New resources to raise awareness of organ donation in schools
All students who apply for their driver’s licence are required to answer “yes” or “no” as to whether they are willing to donate their organs in the event of their death – a subject that can touch the lives of anybody at any time without warning.
It is important for students to have the opportunity to discuss, research, and make up their own minds about this topic. For this reason Organ Donation New Zealand (ODNZ) commissioned Learning Media to produce a new resource introducing organ donation as a topic for study in New Zealand high schools.
This new resource is available for free on this site and consists of units of work to support students and teachers to meet the demands of the New Zealand Curriculum. The resources are designed to give Year 9 and 10 and NCEA Level 1 and 3 (Years 11 and 13) students background information about organ donation.
The units raise the students’ awareness of the issue of organ donation and encourage them to discuss their thoughts and wishes with friends and whānau. The resource gives guidance on how to approach and discuss such sensitive issues with others and provides students with a much better understanding of organ donation to help them decide what they would like.
Dr Stephen Streat, Clinical Director of ODNZ, says a huge amount of time and effort has been put into developing these resources as it is essential that students understand the sensitivity of the topic. “It is important that when students are faced with the organ donation question on their drivers licence they are able to decide what they want for themselves and discuss it with their family.

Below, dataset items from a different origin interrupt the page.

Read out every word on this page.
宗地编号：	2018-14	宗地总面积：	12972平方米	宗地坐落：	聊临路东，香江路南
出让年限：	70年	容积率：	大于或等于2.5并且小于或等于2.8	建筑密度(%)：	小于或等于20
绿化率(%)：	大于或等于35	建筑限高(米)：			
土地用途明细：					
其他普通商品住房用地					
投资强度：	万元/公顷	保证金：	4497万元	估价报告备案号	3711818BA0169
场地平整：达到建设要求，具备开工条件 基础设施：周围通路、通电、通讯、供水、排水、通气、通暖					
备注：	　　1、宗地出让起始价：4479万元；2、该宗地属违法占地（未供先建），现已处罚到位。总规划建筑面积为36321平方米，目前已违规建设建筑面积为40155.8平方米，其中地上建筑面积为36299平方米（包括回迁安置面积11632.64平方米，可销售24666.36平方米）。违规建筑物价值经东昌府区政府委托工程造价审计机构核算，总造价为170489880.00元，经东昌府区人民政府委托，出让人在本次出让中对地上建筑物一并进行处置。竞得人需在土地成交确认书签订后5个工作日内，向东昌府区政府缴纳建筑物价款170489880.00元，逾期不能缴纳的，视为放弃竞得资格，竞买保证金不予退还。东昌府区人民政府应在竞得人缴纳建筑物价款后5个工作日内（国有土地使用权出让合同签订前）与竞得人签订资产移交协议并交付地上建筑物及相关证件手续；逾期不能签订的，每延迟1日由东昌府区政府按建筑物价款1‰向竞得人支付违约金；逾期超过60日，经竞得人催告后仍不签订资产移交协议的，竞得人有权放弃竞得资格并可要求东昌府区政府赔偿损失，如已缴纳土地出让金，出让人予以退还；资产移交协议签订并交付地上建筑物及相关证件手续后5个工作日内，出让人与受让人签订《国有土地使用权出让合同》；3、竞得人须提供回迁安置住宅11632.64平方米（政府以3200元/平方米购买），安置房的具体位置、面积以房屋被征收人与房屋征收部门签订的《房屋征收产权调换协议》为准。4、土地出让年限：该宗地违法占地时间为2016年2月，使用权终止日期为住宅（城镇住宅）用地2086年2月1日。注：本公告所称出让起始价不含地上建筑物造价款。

“There are many myths and misconceptions about organ donation and it is our intention to dispel these and ensure students have a well-rounded understanding of the topic.”
Throughout the creation and design process, Learning Media consulted with teachers and incorporated their feedback into the resources ensuring that they are user-friendly and meet the needs of the curriculum.
Feedback about the final product was extremely positive. “This is a great unit - resources are fantastic, templates are easy to photocopy and use and the material has been dealt with in a sensitive manner. A teacher would be able to pick it up and run with it straight away which is a bonus. Great work. Well done,” said teacher Jeneen Harrison.